Contrepoints – Comment est né ce projet d’encyclopédie ?

Jean-Pierre Andrevon – J’ai toujours fait de la critique de cinéma, dès mes années d’étudiant, où j’écrivais pour des revues qui dépendaient de l’assemblée générale des étudiants de Grenoble. Par la suite, j’ai travaillé pour d’autres journaux, d’abord Le progrès dauphinois, puis j’ai intégré l’équipe de L’écran fantastique d’Alain Schlokoff, auquel je collabore toujours aujourd’hui. Avec les années, j’ai accumulé les critiques et les articles, dont beaucoup datent d’avant l’ère Internet.
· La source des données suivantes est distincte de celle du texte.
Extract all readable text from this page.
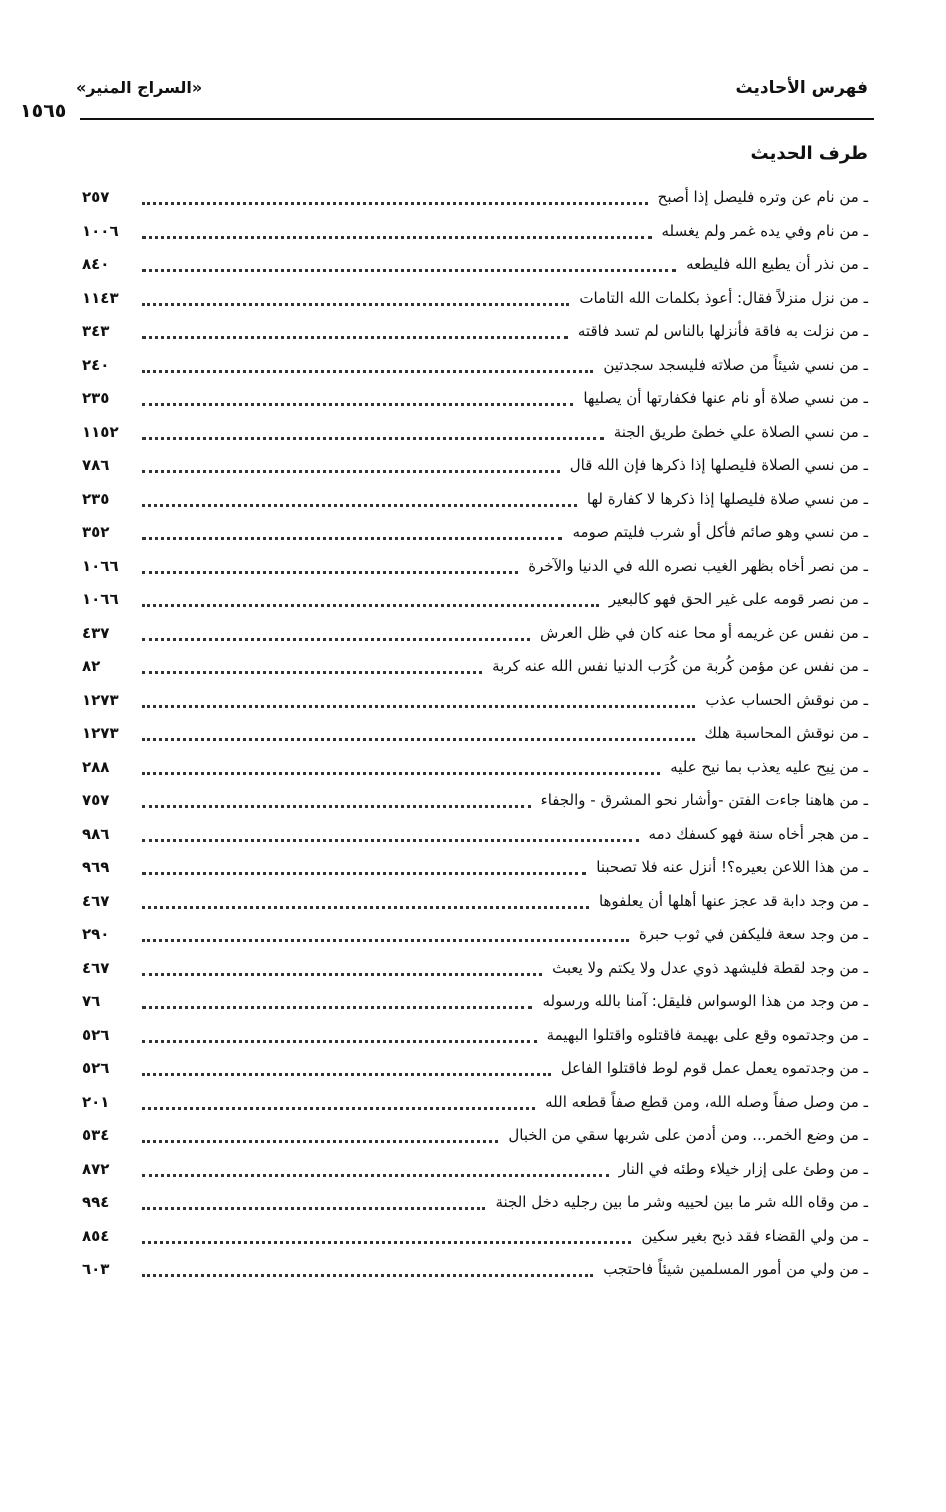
فهرس الأحاديث
«السراج المنير»
١٥٦٥
طرف الحديث
ـ من نام عن وتره فليصل إذا أصبح
٢٥٧
ـ من نام وفي يده غمر ولم يغسله
١٠٠٦
ـ من نذر أن يطيع الله فليطعه
٨٤٠
ـ من نزل منزلاً فقال: أعوذ بكلمات الله التامات
١١٤٣
ـ من نزلت به فاقة فأنزلها بالناس لم تسد فاقته
٣٤٣
ـ من نسي شيئاً من صلاته فليسجد سجدتين
٢٤٠
ـ من نسي صلاة أو نام عنها فكفارتها أن يصليها
٢٣٥
ـ من نسي الصلاة علي خطئ طريق الجنة
١١٥٢
ـ من نسي الصلاة فليصلها إذا ذكرها فإن الله قال
٧٨٦
ـ من نسي صلاة فليصلها إذا ذكرها لا كفارة لها
٢٣٥
ـ من نسي وهو صائم فأكل أو شرب فليتم صومه
٣٥٢
ـ من نصر أخاه بظهر الغيب نصره الله في الدنيا والآخرة
١٠٦٦
ـ من نصر قومه على غير الحق فهو كالبعير
١٠٦٦
ـ من نفس عن غريمه أو محا عنه كان في ظل العرش
٤٣٧
ـ من نفس عن مؤمن كُربة من كُرَب الدنيا نفس الله عنه كربة
٨٢
ـ من نوقش الحساب عذب
١٢٧٣
ـ من نوقش المحاسبة هلك
١٢٧٣
ـ من نِيح عليه يعذب بما نيح عليه
٢٨٨
ـ من هاهنا جاءت الفتن -وأشار نحو المشرق - والجفاء
٧٥٧
ـ من هجر أخاه سنة فهو كسفك دمه
٩٨٦
ـ من هذا اللاعن بعيره؟! أنزل عنه فلا تصحبنا
٩٦٩
ـ من وجد دابة قد عجز عنها أهلها أن يعلفوها
٤٦٧
ـ من وجد سعة فليكفن في ثوب حبرة
٢٩٠
ـ من وجد لقطة فليشهد ذوي عدل ولا يكتم ولا يعبث
٤٦٧
ـ من وجد من هذا الوسواس فليقل: آمنا بالله ورسوله
٧٦
ـ من وجدتموه وقع على بهيمة فاقتلوه واقتلوا البهيمة
٥٢٦
ـ من وجدتموه يعمل عمل قوم لوط فاقتلوا الفاعل
٥٢٦
ـ من وصل صفاً وصله الله، ومن قطع صفاً قطعه الله
٢٠١
ـ من وضع الخمر... ومن أدمن على شربها سقي من الخبال
٥٣٤
ـ من وطئ على إزار خيلاء وطئه في النار
٨٧٢
ـ من وقاه الله شر ما بين لحييه وشر ما بين رجليه دخل الجنة
٩٩٤
ـ من ولي القضاء فقد ذبح بغير سكين
٨٥٤
ـ من ولي من أمور المسلمين شيئاً فاحتجب
٦٠٣
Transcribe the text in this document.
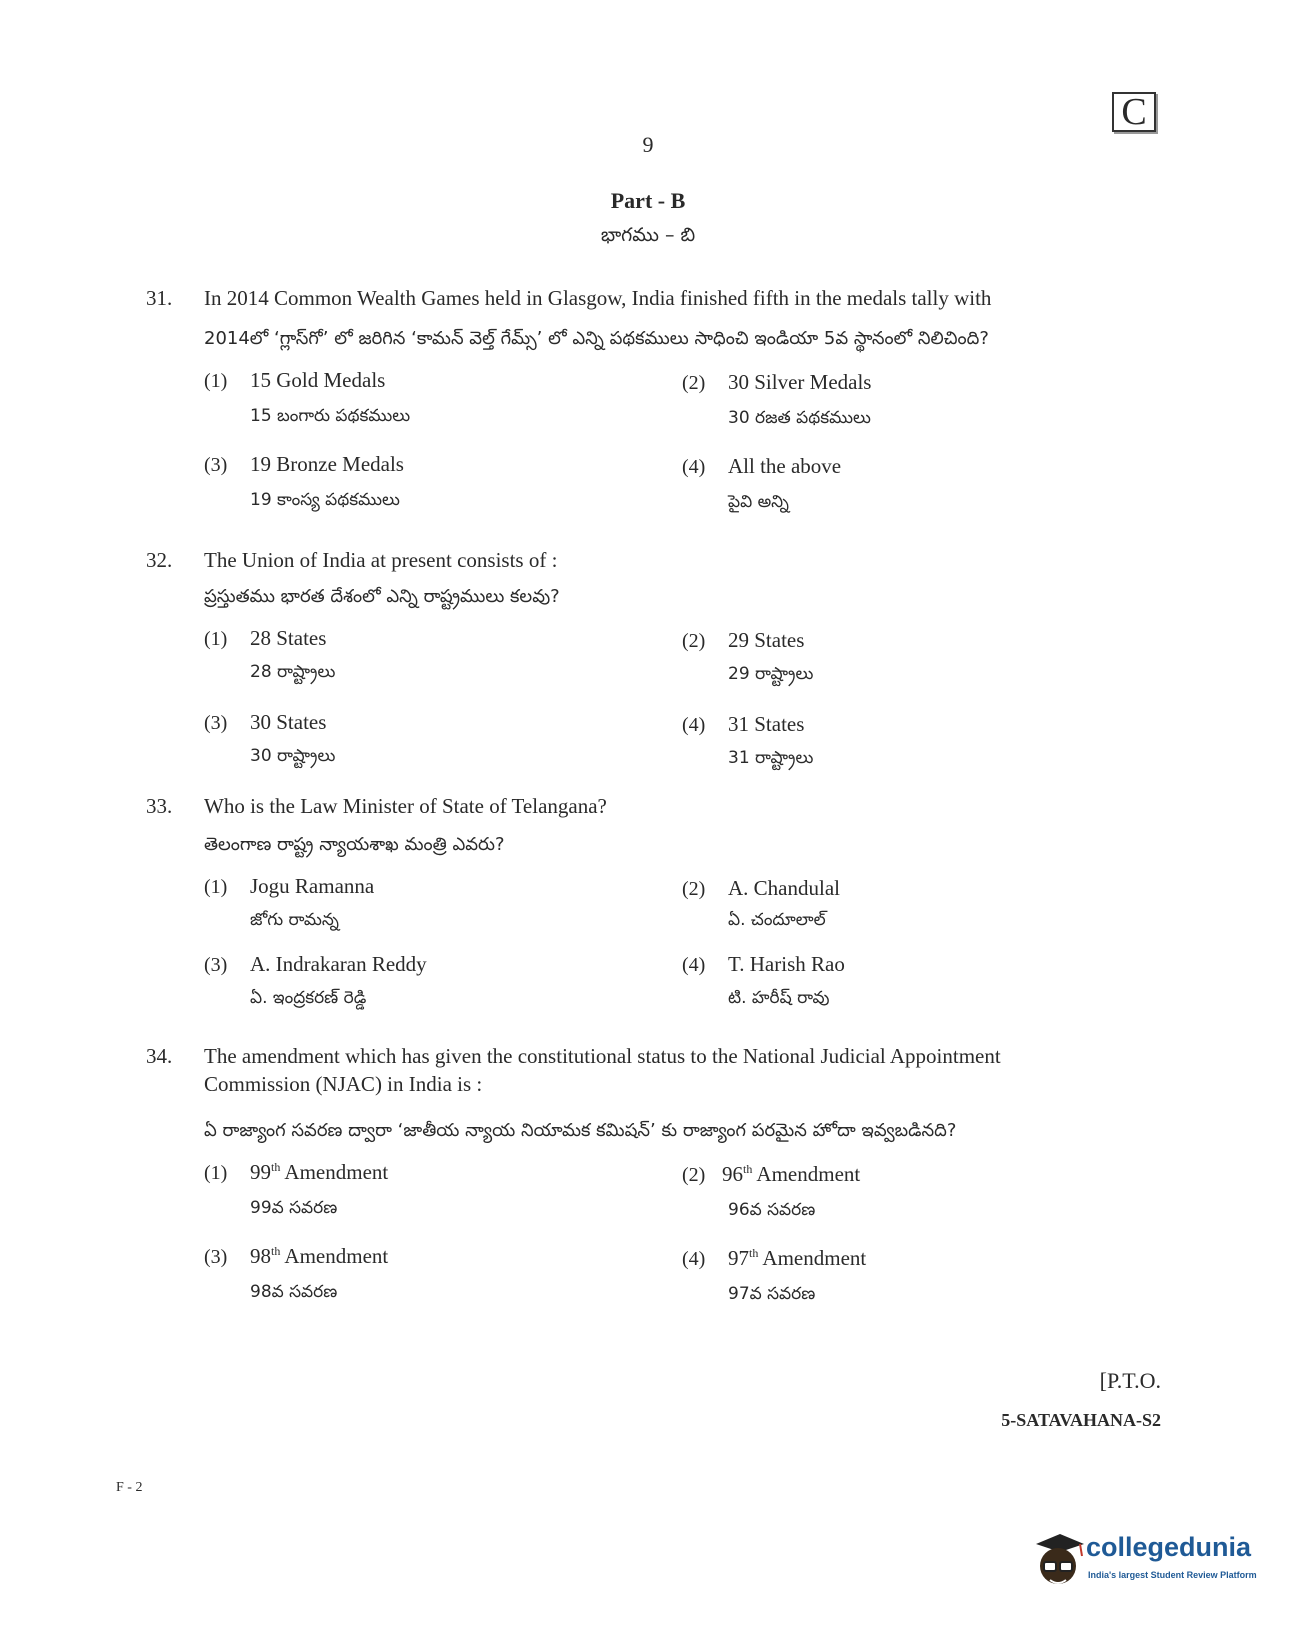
C
9
Part - B
భాగము – బి
31. In 2014 Common Wealth Games held in Glasgow, India finished fifth in the medals tally with
2014లో ‘గ్లాస్‌గో’ లో జరిగిన ‘కామన్ వెల్త్ గేమ్స్’ లో ఎన్ని పథకములు సాధించి ఇండియా 5వ స్థానంలో నిలిచింది?
(1) 15 Gold Medals
15 బంగారు పథకములు
(2) 30 Silver Medals
30 రజత పథకములు
(3) 19 Bronze Medals
19 కాంస్య పథకములు
(4) All the above
పైవి అన్ని
32. The Union of India at present consists of :
ప్రస్తుతము భారత దేశంలో ఎన్ని రాష్ట్రములు కలవు?
(1) 28 States
28 రాష్ట్రాలు
(2) 29 States
29 రాష్ట్రాలు
(3) 30 States
30 రాష్ట్రాలు
(4) 31 States
31 రాష్ట్రాలు
33. Who is the Law Minister of State of Telangana?
తెలంగాణ రాష్ట్ర న్యాయశాఖ మంత్రి ఎవరు?
(1) Jogu Ramanna
జోగు రామన్న
(2) A. Chandulal
ఏ. చందూలాల్
(3) A. Indrakaran Reddy
ఏ. ఇంద్రకరణ్ రెడ్డి
(4) T. Harish Rao
టి. హరీష్ రావు
34. The amendment which has given the constitutional status to the National Judicial Appointment
Commission (NJAC) in India is :
ఏ రాజ్యాంగ సవరణ ద్వారా ‘జాతీయ న్యాయ నియామక కమిషన్’ కు రాజ్యాంగ పరమైన హోదా ఇవ్వబడినది?
(1) 99th Amendment
99వ సవరణ
(2) 96th Amendment
96వ సవరణ
(3) 98th Amendment
98వ సవరణ
(4) 97th Amendment
97వ సవరణ
[P.T.O.
5-SATAVAHANA-S2
F - 2
collegedunia
India's largest Student Review Platform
Un jour je me suis dit qu’il serait dommage que tout ceci se perde et j’ai décidé de les réunir dans cette encyclopédie. Cela a demandé un sérieux effort de recherche, de compilation et de réécriture pour les transposer au format numérique. Cela m’a pris pratiquement 10 ans, en étant obligé, ce dont je me félicite, de demander leur concours à quatre autres rédacteurs cinéphiles. Au départ, je pensais faire un livre sur les films, puis je me suis dit qu’il serait utile de rajouter des informations sur les réalisateurs, les grands noms de la science-fiction, et petit à petit cela a pris la forme définitive de l’encyclopédie.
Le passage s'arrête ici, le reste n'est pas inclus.